Yeah, I couldn't create an account either. I tried 3 different emails. Nothing. I never even received the verification code.
There's no notifications on Gettr. if someone comments on a post you have no way of knowing unless you look at your posts. that's stupid...
I have over 1200 followers already - not sure why except that they are mainly bots. most of them have not posted anything or are in oriental languages. makes it hard to follow back.
a few other usability issues I hope they work out over time.
I also had to use a proton mail account to get the verification email.
I got in yesterday after having problems before. Once in, the site is very responsive, unlike what I saw with Gab, for example.
Miller said their server infrastructure is at the level of Twitter in 2014. I would imagine that the burst of sign-ups will drop off in a few days and it should be more responsive.
The interface is clean and simple but there isn't a lot of content on there right now, it seems.
As someone who designs and builds high performance large-scale software systems for a living, I can tell you that the problem is that the practice of software development is a serious mess (which I am trying to fix, btw).
You can get pretty much any crappy software you throw together to work at a small scale (small number of users, small amount of data). The problem is scaling up systems to handle large numbers of users and large amounts of data.
Software is different from things in the physical world in that it scales up by adding more "moving parts" to the system. In other words, by adding complexity. This is where everything will generally go horribly wrong when done by amateurs.
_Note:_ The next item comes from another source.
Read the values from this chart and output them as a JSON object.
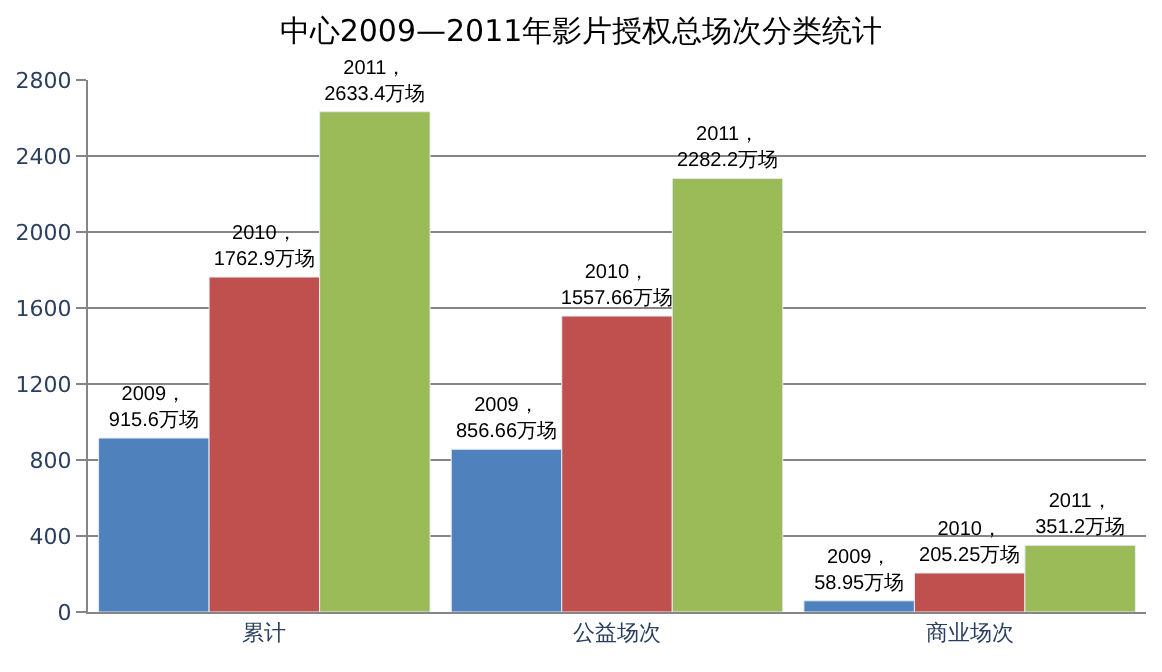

Right now, only the big Internet companies (google, fakebook, amazon, etc.) know how to design, build and maintain high performance software systems at very large scales. They taught themselves how to do this over the years, and they keep this knowledge to themselves (huge competitive advantage for them).
Everyone else is an amateur in comparison. Other companies WANT to build competitors to the big Internet companies, but they ultimately can't, because they can't find anyone that knows how to build high performance software systems at very large scales. That is extremely difficult to do well.
All the competing platforms suffer from this problem, and when you try to use them, it shows.